By Hossein Jaseb and Fredrik Dahl

ImageTEHRAN (Reuters) – Iranian President Mahmoud Ahmadinejad attacked the presence of foreign forces in the region at a summit with his Afghan and Pakistani counterparts on Sunday aimed at tackling terrorism and other security problems.

In separate comments underscoring the Islamic Republic's deep mistrust of the United States, Supreme Leader Ayatollah Ali Khamenei told Afghanistan's Hamid Karzai and Pakistan's Asif Ali Zardari that America was hated among the region's people.

The three neighbours' first such meeting, which ended with pledges of cooperation but without any specific measures being announced, took place as Pakistan and Afghanistan are battling to stem the spread of Taliban insurgencies in their countries.
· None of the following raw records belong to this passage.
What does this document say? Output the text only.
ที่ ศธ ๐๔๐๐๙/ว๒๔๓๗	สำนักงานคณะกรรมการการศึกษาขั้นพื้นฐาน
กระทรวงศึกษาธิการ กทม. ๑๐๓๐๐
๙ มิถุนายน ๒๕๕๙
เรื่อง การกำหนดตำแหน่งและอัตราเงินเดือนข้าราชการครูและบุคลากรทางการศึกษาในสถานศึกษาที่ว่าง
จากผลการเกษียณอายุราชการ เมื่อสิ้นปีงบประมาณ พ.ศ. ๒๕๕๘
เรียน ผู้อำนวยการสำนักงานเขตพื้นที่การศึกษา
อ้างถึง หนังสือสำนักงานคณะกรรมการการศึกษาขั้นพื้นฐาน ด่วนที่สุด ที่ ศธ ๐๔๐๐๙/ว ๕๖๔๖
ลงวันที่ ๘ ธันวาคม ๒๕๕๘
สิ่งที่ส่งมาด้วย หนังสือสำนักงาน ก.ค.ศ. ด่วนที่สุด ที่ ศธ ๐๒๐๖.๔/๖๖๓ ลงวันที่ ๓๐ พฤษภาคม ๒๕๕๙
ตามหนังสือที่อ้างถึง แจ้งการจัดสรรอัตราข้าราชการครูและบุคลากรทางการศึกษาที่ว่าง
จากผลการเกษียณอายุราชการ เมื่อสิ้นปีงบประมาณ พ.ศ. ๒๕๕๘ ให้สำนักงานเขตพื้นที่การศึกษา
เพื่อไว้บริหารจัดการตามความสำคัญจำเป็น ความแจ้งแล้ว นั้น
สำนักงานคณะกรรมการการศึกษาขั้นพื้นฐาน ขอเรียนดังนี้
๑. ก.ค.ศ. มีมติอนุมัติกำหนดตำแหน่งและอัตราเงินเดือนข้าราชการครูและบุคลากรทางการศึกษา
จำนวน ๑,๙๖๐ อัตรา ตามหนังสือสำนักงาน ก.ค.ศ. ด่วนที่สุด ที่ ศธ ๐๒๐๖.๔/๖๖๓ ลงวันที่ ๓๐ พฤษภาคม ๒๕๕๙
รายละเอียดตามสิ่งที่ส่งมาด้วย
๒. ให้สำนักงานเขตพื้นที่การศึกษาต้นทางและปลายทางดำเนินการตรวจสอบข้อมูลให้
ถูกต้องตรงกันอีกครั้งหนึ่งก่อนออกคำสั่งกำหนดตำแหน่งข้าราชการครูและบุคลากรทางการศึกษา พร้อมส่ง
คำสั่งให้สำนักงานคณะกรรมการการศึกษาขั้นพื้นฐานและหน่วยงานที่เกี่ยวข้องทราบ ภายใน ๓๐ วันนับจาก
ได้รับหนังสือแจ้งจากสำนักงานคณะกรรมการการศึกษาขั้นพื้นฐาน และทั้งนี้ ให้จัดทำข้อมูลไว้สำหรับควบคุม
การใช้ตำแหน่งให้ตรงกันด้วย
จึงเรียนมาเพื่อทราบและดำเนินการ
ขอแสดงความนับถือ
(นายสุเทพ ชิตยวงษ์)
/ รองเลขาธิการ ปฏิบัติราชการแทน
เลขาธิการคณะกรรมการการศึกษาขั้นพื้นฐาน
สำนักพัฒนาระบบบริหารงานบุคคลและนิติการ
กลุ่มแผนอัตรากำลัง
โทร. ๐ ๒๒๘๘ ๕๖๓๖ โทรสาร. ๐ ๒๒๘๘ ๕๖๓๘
Iran and Pakistan border Afghanistan and have a large stake in its stability because of the impact of a flourishing drugs trade and because in decades of violence, millions of refugees have often spilt across borders.

Although it is a long-time foe of Iran, the United States is also pushing for a more regional approach against the growing strength of Taliban-linked militants in Afghanistan, one of the areas where Washington is seeking to engage Tehran.
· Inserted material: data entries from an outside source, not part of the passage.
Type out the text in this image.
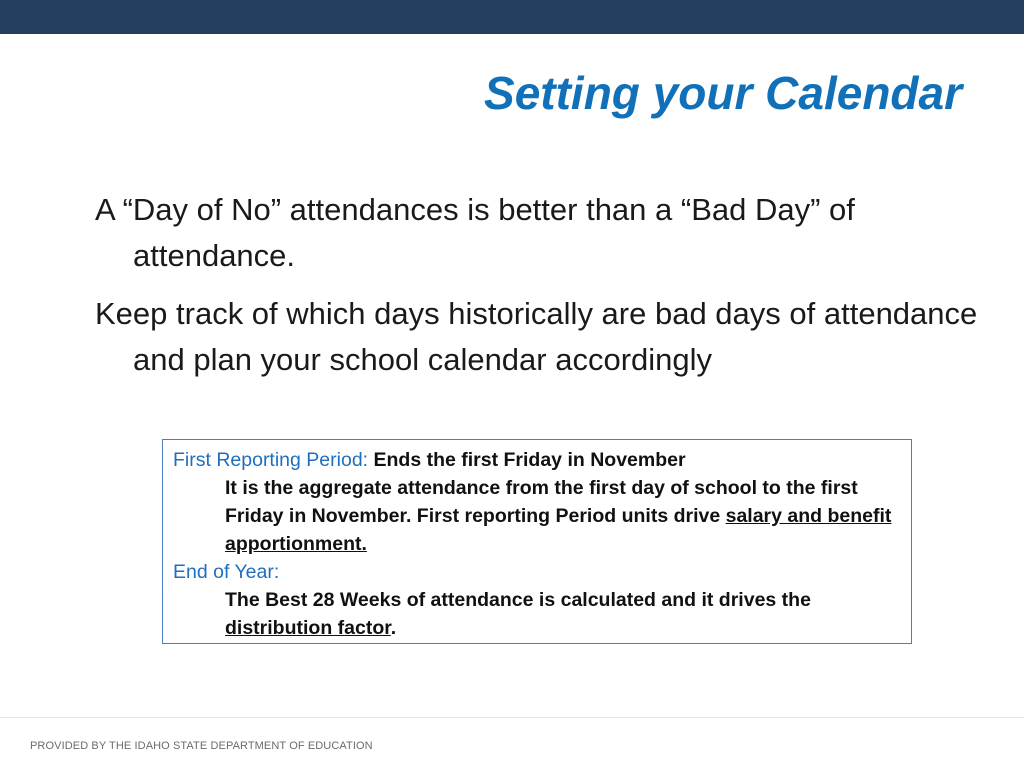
Setting your Calendar
A “Day of No” attendances is better than a “Bad Day” of attendance.
Keep track of which days historically are bad days of attendance and plan your school calendar accordingly
First Reporting Period: Ends the first Friday in November
It is the aggregate attendance from the first day of school to the first Friday in November. First reporting Period units drive salary and benefit apportionment.
End of Year:
The Best 28 Weeks of attendance is calculated and it drives the distribution factor.
PROVIDED BY THE IDAHO STATE DEPARTMENT OF EDUCATION
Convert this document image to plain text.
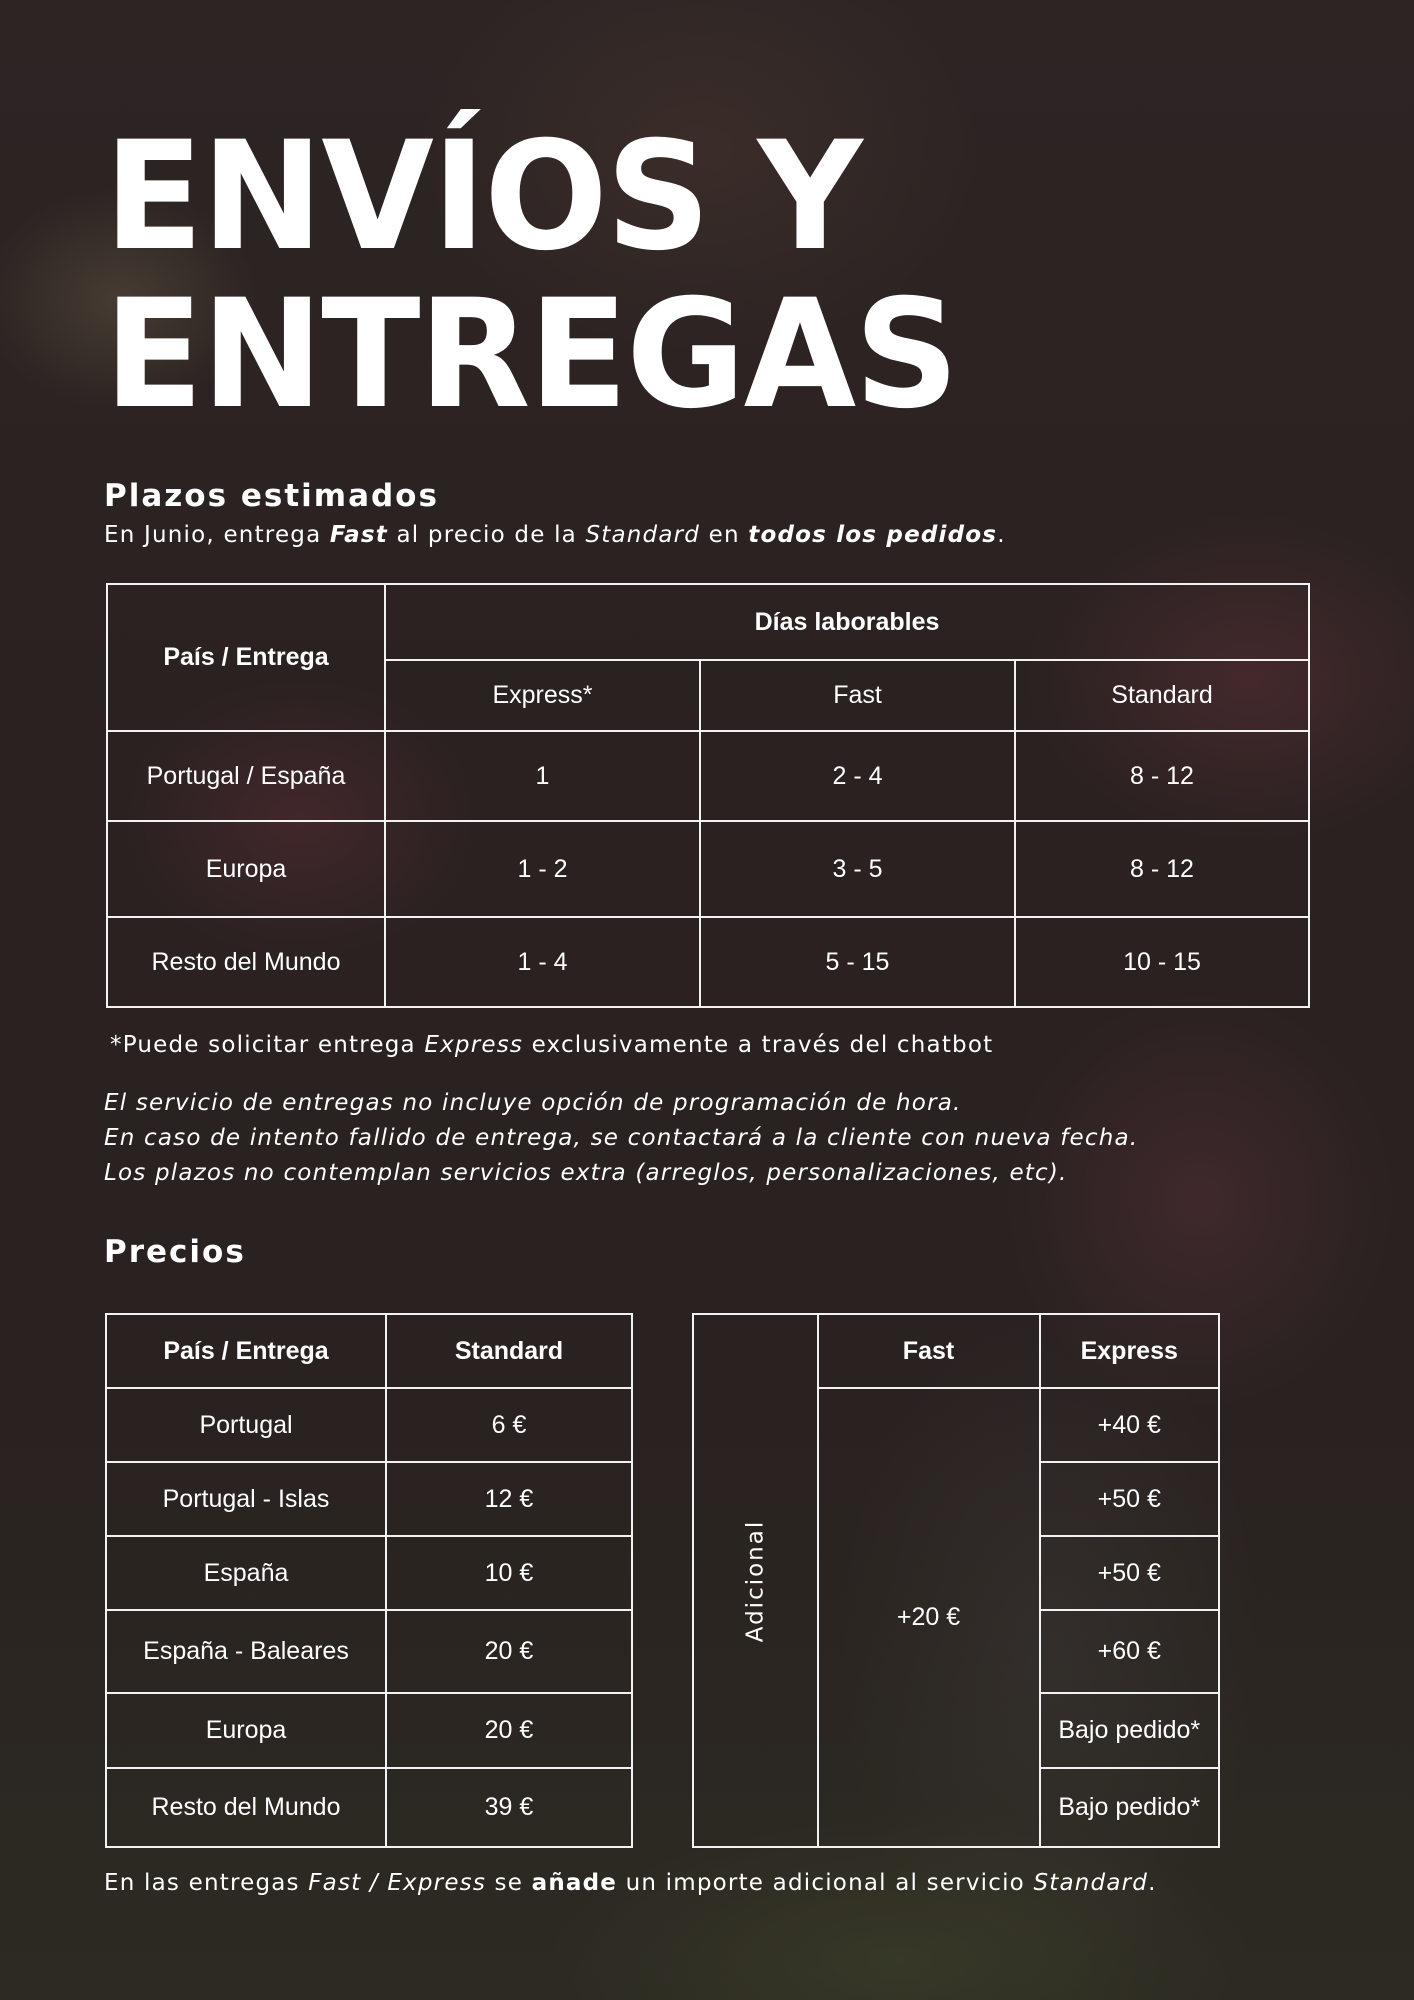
ENVÍOS Y
ENTREGAS
Plazos estimados

En Junio, entrega Fast al precio de la Standard en todos los pedidos.

País / Entrega	Días laborables		
	Express*	Fast	Standard
Portugal / España	1	2 - 4	8 - 12
Europa	1 - 2	3 - 5	8 - 12
Resto del Mundo	1 - 4	5 - 15	10 - 15

*Puede solicitar entrega Express exclusivamente a través del chatbot

El servicio de entregas no incluye opción de programación de hora.

En caso de intento fallido de entrega, se contactará a la cliente con nueva fecha.

Los plazos no contemplan servicios extra (arreglos, personalizaciones, etc).

Precios
País / Entrega	Standard
Portugal	6 €
Portugal - Islas	12 €
España	10 €
España - Baleares	20 €
Europa	20 €
Resto del Mundo	39 €
Adicional	Fast	Express
	+20 €	+40 €
		+50 €
		+50 €
		+60 €
		Bajo pedido*
		Bajo pedido*

En las entregas Fast / Express se añade un importe adicional al servicio Standard.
"If we can save Pakistan and Afghanistan from these problems, from extremism … then such trilateral meetings are meaningful," Karzai, the Afghan president, told the summit in comments broadcast by Iran's English-language Press TV.

"The problems come from amongst ourselves," he said.
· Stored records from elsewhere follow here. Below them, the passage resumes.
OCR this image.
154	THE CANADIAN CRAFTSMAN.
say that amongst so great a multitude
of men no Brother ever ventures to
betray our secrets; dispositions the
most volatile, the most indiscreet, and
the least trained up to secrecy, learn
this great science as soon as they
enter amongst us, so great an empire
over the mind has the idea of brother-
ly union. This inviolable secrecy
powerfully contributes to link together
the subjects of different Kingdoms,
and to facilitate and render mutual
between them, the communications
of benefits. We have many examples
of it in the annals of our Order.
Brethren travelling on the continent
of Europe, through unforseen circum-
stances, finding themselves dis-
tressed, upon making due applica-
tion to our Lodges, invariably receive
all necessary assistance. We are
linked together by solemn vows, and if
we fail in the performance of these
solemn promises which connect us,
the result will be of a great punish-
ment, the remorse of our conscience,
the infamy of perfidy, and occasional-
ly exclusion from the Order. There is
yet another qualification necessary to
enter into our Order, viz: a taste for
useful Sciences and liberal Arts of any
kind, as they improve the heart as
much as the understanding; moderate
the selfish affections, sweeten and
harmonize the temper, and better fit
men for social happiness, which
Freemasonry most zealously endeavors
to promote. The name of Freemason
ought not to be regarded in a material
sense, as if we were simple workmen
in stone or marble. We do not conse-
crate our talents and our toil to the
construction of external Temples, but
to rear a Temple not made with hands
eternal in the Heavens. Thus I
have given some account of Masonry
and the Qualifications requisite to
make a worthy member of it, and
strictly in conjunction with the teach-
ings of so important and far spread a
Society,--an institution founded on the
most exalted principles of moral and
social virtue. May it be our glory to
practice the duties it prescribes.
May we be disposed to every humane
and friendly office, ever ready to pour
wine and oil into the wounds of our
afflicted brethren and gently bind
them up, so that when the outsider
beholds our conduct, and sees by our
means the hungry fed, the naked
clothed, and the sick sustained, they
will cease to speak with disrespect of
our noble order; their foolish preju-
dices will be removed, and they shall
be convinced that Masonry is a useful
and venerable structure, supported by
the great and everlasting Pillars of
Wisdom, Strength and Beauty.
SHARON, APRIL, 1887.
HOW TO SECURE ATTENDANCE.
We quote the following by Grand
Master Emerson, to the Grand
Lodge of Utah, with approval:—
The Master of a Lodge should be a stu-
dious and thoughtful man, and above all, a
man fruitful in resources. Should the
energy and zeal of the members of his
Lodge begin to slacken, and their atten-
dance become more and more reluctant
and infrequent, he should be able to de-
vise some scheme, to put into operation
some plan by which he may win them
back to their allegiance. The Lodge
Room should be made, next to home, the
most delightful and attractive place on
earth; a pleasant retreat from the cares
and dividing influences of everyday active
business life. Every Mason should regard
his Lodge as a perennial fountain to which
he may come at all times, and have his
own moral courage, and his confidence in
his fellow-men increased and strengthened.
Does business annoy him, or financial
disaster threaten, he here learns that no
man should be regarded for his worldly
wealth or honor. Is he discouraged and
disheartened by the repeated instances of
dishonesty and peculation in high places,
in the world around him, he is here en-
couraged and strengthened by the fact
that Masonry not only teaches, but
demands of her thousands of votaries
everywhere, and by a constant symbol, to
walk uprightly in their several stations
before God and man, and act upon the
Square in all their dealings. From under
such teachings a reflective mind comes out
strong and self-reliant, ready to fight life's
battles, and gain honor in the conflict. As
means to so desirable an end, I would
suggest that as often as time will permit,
But Ahmadinejad, who often rails against the West, took aim at outside intervention in the region, "by others who are alien to the nations and culture of our nations."

Clearly referring to tens of thousands of U.S. and mostly NATO troops in Afghanistan and Iraq, he said they were pursuing their own interests.

The United States is pouring thousands more troops into Afghanistan this year to try to reverse gains by a resurgent Taliban, particularly in its southern heartland.

"Although the presence of foreign forces in our region was under the pretext of establishing security … it has not been much of a help to the establishment of permanent security and political and economic growth," Ahmadinejad said.

Khamenei, Iran's highest authority, later told Karzai and Zardari in a meeting that foreign military interference was one of the region's main problems.

"America … is very much hated among the people of the region," the official IRNA news agency quoted him as saying.

At a U.N. meeting in The Hague in March, Iran offered to help Afghanistan combat the narcotics trade, which helps fund the Taliban, in a gesture that U.S. Secretary of State Hillary Clinton called promising.

Speaking after Sunday's summit in Tehran, Ahmadinejad said the three presidents had signed a declaration of "paramount importance" to increase cooperation, without giving details.

Zardari said they "reached broad consensus on giving further shape to our tripartite cooperation," including working towards free trade.